CVE-2019-0785 | Windows DHCP Server Remote Code Execution Vulnerability (Cumulative Update/Monthly Rollup)
https://portal.msrc.microsoft.com/en-US/security-guidance/advisory/CVE-2019-0785
A memory corruption vulnerability exists in the Windows Server DHCP service when an attacker sends specially crafted packets to a DHCP failover server. An attacker who successfully exploited the vulnerability could either run arbitrary code on the DHCP failover server or cause the DHCP service to become nonresponsive.
To exploit the vulnerability, an attacker could send a specially crafted packet to a DHCP server. However, the DHCP server must be set to failover mode for the attack to succeed.
The security update addresses the vulnerability by correcting how DHCP failover servers handle network packets.
CVE-2019-0880 | Microsoft splwow64 Elevation of Privilege Vulnerability (Cumulative Update/Monthly Rollup)
https://portal.msrc.microsoft.com/en-US/security-guidance/advisory/CVE-2019-0880
A local elevation of privilege vulnerability exists in how splwow64.exe handles certain calls. An attacker who successfully exploited the vulnerability could elevate privileges on an affected system from low-integrity to medium-integrity.
This vulnerability by itself does not allow arbitrary code execution; however, it could allow arbitrary code to be run if the attacker uses it in combination with another vulnerability (such as a remote code execution vulnerability or another elevation of privilege vulnerability) that is capable of leveraging the elevated privileges when code execution is attempted.
CVE-2019-0887 | Remote Desktop Services Remote Code Execution Vulnerability (Cumulative Update/Monthly Rollup)
https://portal.msrc.microsoft.com/en-US/security-guidance/advisory/CVE-2019-0887
A remote code execution vulnerability exists in Remote Desktop Services – formerly known as Terminal Services – when an authenticated attacker abuses clipboard redirection. An attacker who successfully exploited this vulnerability could execute arbitrary code on the victim system. An attacker could then install programs; view, change, or delete data; or create new accounts with full user rights.
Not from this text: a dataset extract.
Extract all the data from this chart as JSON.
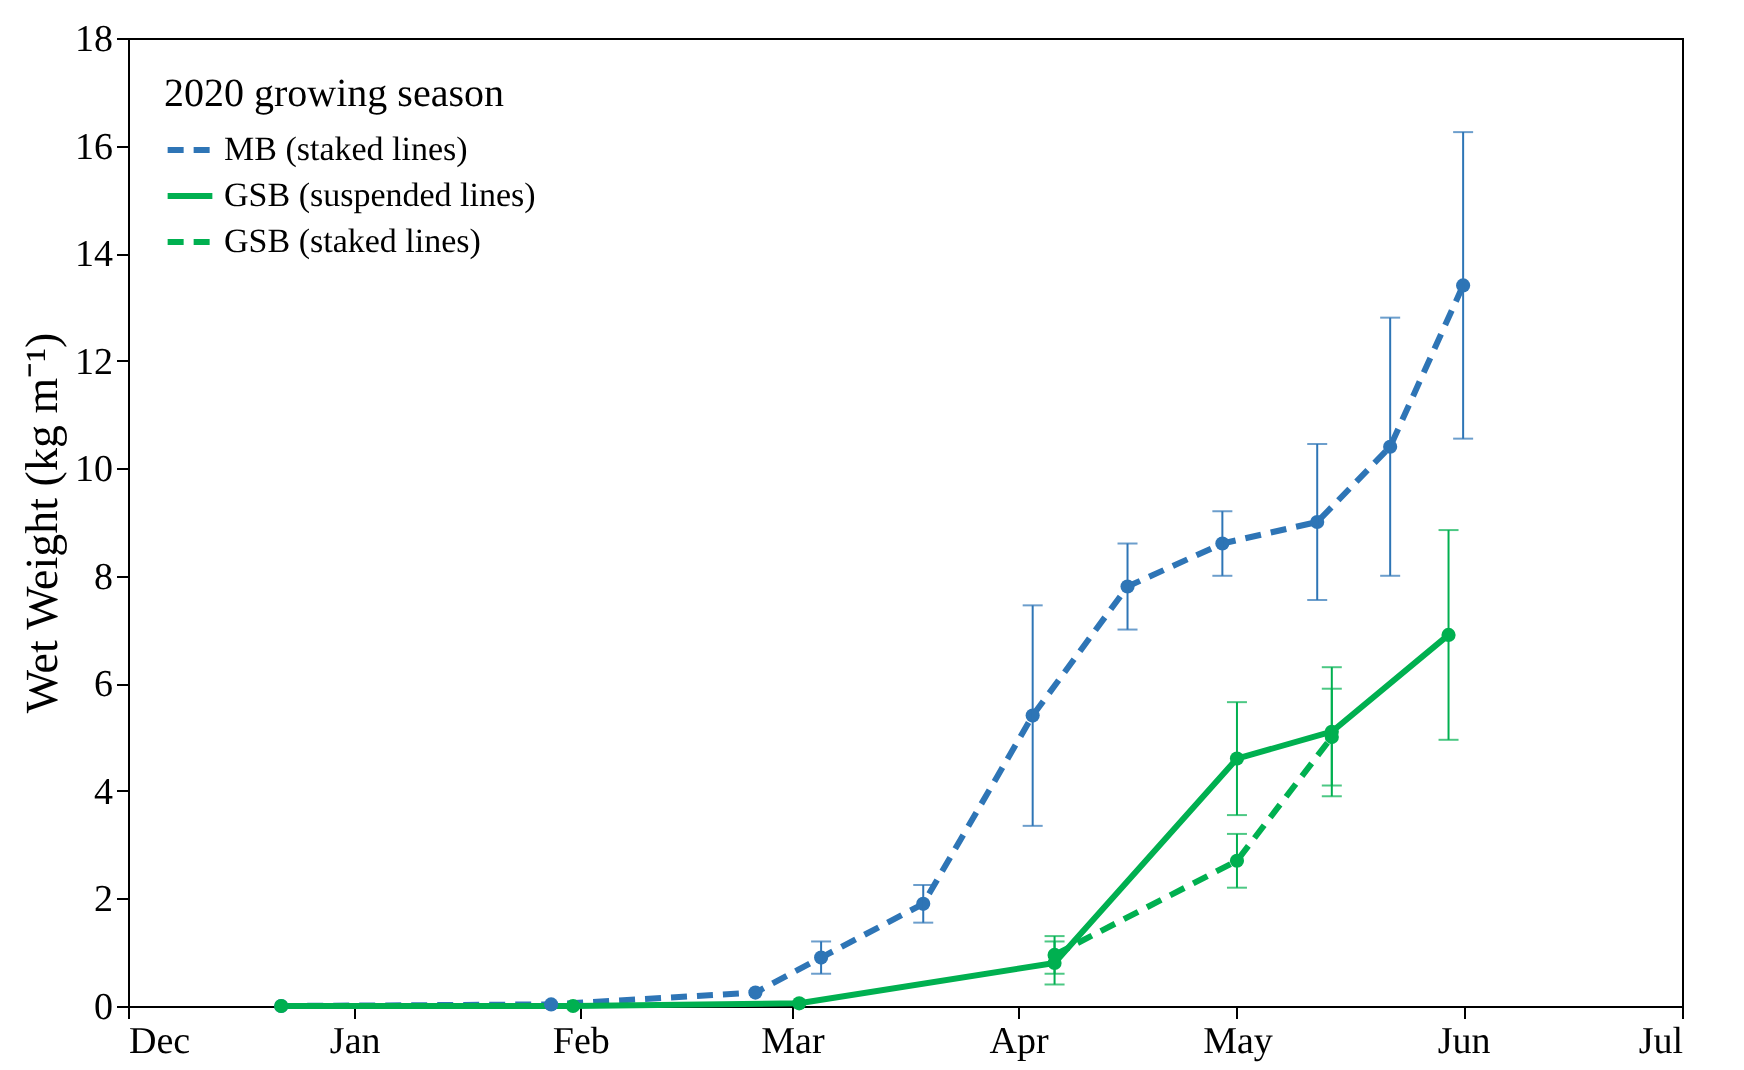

To exploit this vulnerability, an attacker must already have compromised a system running Remote Desktop Services, and then wait for a victim system to connect to Remote Desktop Services.
The update addresses the vulnerability by correcting how Remote Desktop Services handles clipboard redirection.
CVE-2019-1132 | Win32k Elevation of Privilege Vulnerability (Monthly Rollup)
https://portal.msrc.microsoft.com/en-US/security-guidance/advisory/CVE-2019-1132
An elevation of privilege vulnerability exists in Windows when the Win32k component fails to properly handle objects in memory. An attacker who successfully exploited this vulnerability could run arbitrary code in kernel mode. An attacker could then install programs; view, change, or delete data; or create new accounts with full user rights.
To exploit this vulnerability, an attacker would first have to log on to the system. An attacker could then run a specially crafted application that could exploit the vulnerability and take control of an affected system.
The update addresses this vulnerability by correcting how Win32k handles objects in memory.